Society Photographer Mary Hilliard
Photos by Mary Hilliard
By Tara Kelly
Met Gala. Malcolm Forbes’s birthday party in Morocco. Save Venice ball. Valentino’s 1992 party at the Armory. Countless ballet openings. Fashion shows. The Interview Magazine party at Mortimer’s. What do all these events have in common? Aside from the fact that they were iconic social events of their time—Mary Hilliard was there. If she wasn’t clicking away with her camera, you would probably confuse her with one of the guests, but instead of a diamond necklace dangling from her throat she was sporting multiple cameras and a strobe light.
Hilliard is quite shy and is the opposite of a pushy paparazzo. Maybe that’s why she has such a stunning portfolio of A-list entertainers, artists, designers, models, media moguls, people at the epicenter of New York’s social life. She’s been at the party capturing intimate moments for more than three decades without alarming her subjects.
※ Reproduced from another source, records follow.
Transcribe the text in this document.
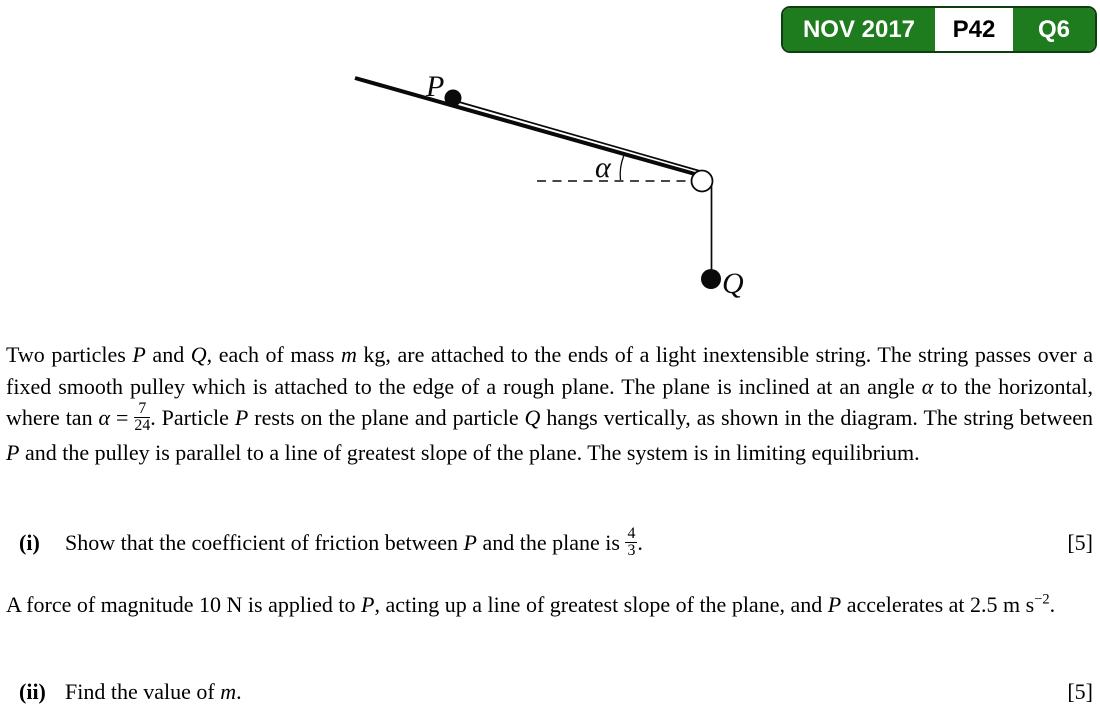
NOV 2017	P42	Q6
P
Q
α
Two particles P and Q, each of mass m kg, are attached to the ends of a light inextensible string. The string passes over a fixed smooth pulley which is attached to the edge of a rough plane. The plane is inclined at an angle α to the horizontal, where $\tan \alpha = \frac{7}{24}$ . Particle P rests on the plane and particle Q hangs vertically, as shown in the diagram. The string between P and the pulley is parallel to a line of greatest slope of the plane. The system is in limiting equilibrium.
(i)	Show that the coefficient of friction between P and the plane is $\frac{4}{3}$ .	[5]
A force of magnitude 10 N is applied to P, acting up a line of greatest slope of the plane, and P accelerates at 2.5 m $s^{-2}$.
(ii) Find the value of m.	[5]
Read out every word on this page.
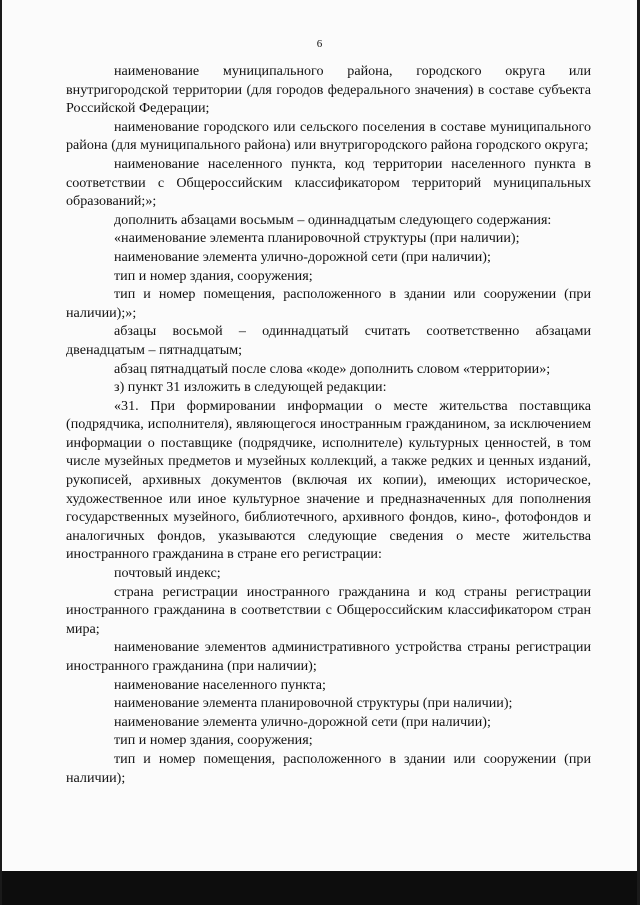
6

наименование муниципального района, городского округа или внутригородской территории (для городов федерального значения) в составе субъекта Российской Федерации;

наименование городского или сельского поселения в составе муниципального района (для муниципального района) или внутригородского района городского округа;

наименование населенного пункта, код территории населенного пункта в соответствии с Общероссийским классификатором территорий муниципальных образований;»;

дополнить абзацами восьмым – одиннадцатым следующего содержания:

«наименование элемента планировочной структуры (при наличии);

наименование элемента улично-дорожной сети (при наличии);

тип и номер здания, сооружения;

тип и номер помещения, расположенного в здании или сооружении (при наличии);»;

абзацы восьмой – одиннадцатый считать соответственно абзацами двенадцатым – пятнадцатым;

абзац пятнадцатый после слова «коде» дополнить словом «территории»;

з) пункт 31 изложить в следующей редакции:

«31. При формировании информации о месте жительства поставщика (подрядчика, исполнителя), являющегося иностранным гражданином, за исключением информации о поставщике (подрядчике, исполнителе) культурных ценностей, в том числе музейных предметов и музейных коллекций, а также редких и ценных изданий, рукописей, архивных документов (включая их копии), имеющих историческое, художественное или иное культурное значение и предназначенных для пополнения государственных музейного, библиотечного, архивного фондов, кино-, фотофондов и аналогичных фондов, указываются следующие сведения о месте жительства иностранного гражданина в стране его регистрации:

почтовый индекс;

страна регистрации иностранного гражданина и код страны регистрации иностранного гражданина в соответствии с Общероссийским классификатором стран мира;

наименование элементов административного устройства страны регистрации иностранного гражданина (при наличии);

наименование населенного пункта;

наименование элемента планировочной структуры (при наличии);

наименование элемента улично-дорожной сети (при наличии);

тип и номер здания, сооружения;

тип и номер помещения, расположенного в здании или сооружении (при наличии);
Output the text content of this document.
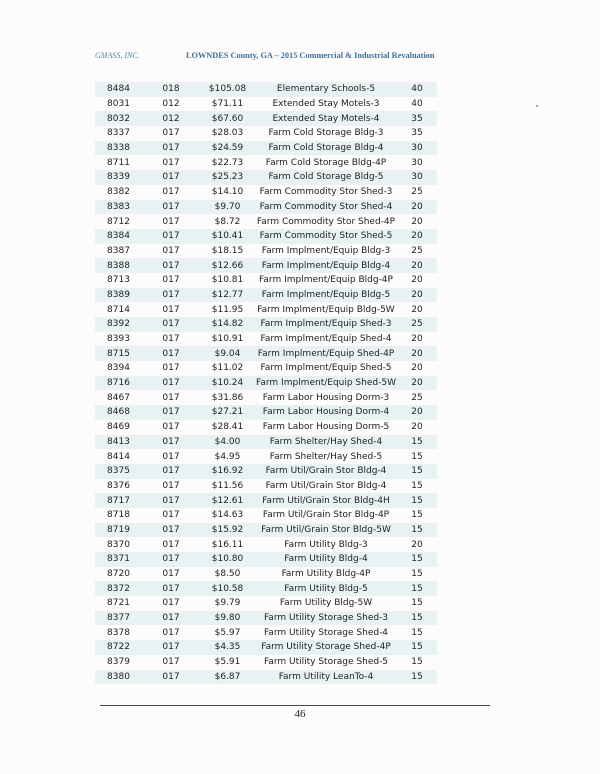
GMASS, INC.	LOWNDES County, GA – 2015 Commercial & Industrial Revaluation
8484	018	$105.08	Elementary Schools-5	40
8031	012	$71.11	Extended Stay Motels-3	40
8032	012	$67.60	Extended Stay Motels-4	35
8337	017	$28.03	Farm Cold Storage Bldg-3	35
8338	017	$24.59	Farm Cold Storage Bldg-4	30
8711	017	$22.73	Farm Cold Storage Bldg-4P	30
8339	017	$25.23	Farm Cold Storage Bldg-5	30
8382	017	$14.10	Farm Commodity Stor Shed-3	25
8383	017	$9.70	Farm Commodity Stor Shed-4	20
8712	017	$8.72	Farm Commodity Stor Shed-4P	20
8384	017	$10.41	Farm Commodity Stor Shed-5	20
8387	017	$18.15	Farm Implment/Equip Bldg-3	25
8388	017	$12.66	Farm Implment/Equip Bldg-4	20
8713	017	$10.81	Farm Implment/Equip Bldg-4P	20
8389	017	$12.77	Farm Implment/Equip Bldg-5	20
8714	017	$11.95	Farm Implment/Equip Bldg-5W	20
8392	017	$14.82	Farm Implment/Equip Shed-3	25
8393	017	$10.91	Farm Implment/Equip Shed-4	20
8715	017	$9.04	Farm Implment/Equip Shed-4P	20
8394	017	$11.02	Farm Implment/Equip Shed-5	20
8716	017	$10.24	Farm Implment/Equip Shed-5W	20
8467	017	$31.86	Farm Labor Housing Dorm-3	25
8468	017	$27.21	Farm Labor Housing Dorm-4	20
8469	017	$28.41	Farm Labor Housing Dorm-5	20
8413	017	$4.00	Farm Shelter/Hay Shed-4	15
8414	017	$4.95	Farm Shelter/Hay Shed-5	15
8375	017	$16.92	Farm Util/Grain Stor Bldg-4	15
8376	017	$11.56	Farm Util/Grain Stor Bldg-4	15
8717	017	$12.61	Farm Util/Grain Stor Bldg-4H	15
8718	017	$14.63	Farm Util/Grain Stor Bldg-4P	15
8719	017	$15.92	Farm Util/Grain Stor Bldg-5W	15
8370	017	$16.11	Farm Utility Bldg-3	20
8371	017	$10.80	Farm Utility Bldg-4	15
8720	017	$8.50	Farm Utility Bldg-4P	15
8372	017	$10.58	Farm Utility Bldg-5	15
8721	017	$9.79	Farm Utility Bldg-5W	15
8377	017	$9.80	Farm Utility Storage Shed-3	15
8378	017	$5.97	Farm Utility Storage Shed-4	15
8722	017	$4.35	Farm Utility Storage Shed-4P	15
8379	017	$5.91	Farm Utility Storage Shed-5	15
8380	017	$6.87	Farm Utility LeanTo-4	15
46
The recently published, Mortimer’s: Moments in Time features Hilliard’s photographs. Flipping through the book is a time capsule of a particular slice of New York in the 1980s and 90s; an Upper East Side restaurant, the epicenter of arts, culture, politics, and media. Most of the subjects are famous for a particular thing rather than just being famous for being famous.
Hilliard tells the story of how she came to document so many moments at Mortimer’s. She was already an established fashion photographer working shows for Oscar de la Renta, Bill Blass, Calvin Klein, and Versace. Her photographs were in Vogue, Town & Country, and W. She’d been hired by Carrie Donovan, fashion editor of The New York Times Magazine, to do “on the street” features, sort of like what Bill Cunningham was doing in the Style section of The New York Times.
“One night I got a call from Carrie. I’d just walked in the door from a long workday, and she says, ‘There’s a great big party going on right now at Mortimer’s! Go. Now!” She grabbed her camera and ran. Donovan got her party pictures, and Hilliard got noticed by Glenn Bernbaum, the owner and overseer of every little detail at Mortimer’s. Soon he was calling Hilliard to come and take pictures at his other parties.
Hilliard doesn’t ask her subjects to pose. She doesn’t style or stage her subjects. She says. “They knew me. They paid attention in a sense, but they continued to talk and visit with each other.” This is particularly clear in Hilliard’s next book, a small volume titled People Will Talk Mary Hilliard Photographs.
“The picture is the picture,” she says. Learning her craft, working with film, meant she had to select the best of what she took, in the moment. “Digital allows you to check the photo and if it doesn’t look right, take another one. But with film I didn’t have that luxury. These are true candids.”
Selected from tens of thousands of photos from her archives, they’re eye-catching and mysterious. Nicole Kidman looking sideways at Adrian Brody. Valentino entertaining Meryl Streep. Stella McCartney and Karl Lagerfeld sitting glumly by, as Anna Wintour makes a point. She captures them mid-sentence, mid-thought. And the reader is dying to know: what are they talking about?
Hilliard has been coming to the Millbrook area since the 1960s, and now has a weekend home in Stanfordville that she says, “I don’t spend nearly enough time in, but it’s a great get away from my frenetic life in New York.” Of course, she’s also likely to run into some of the same friends she’s photographed in the city.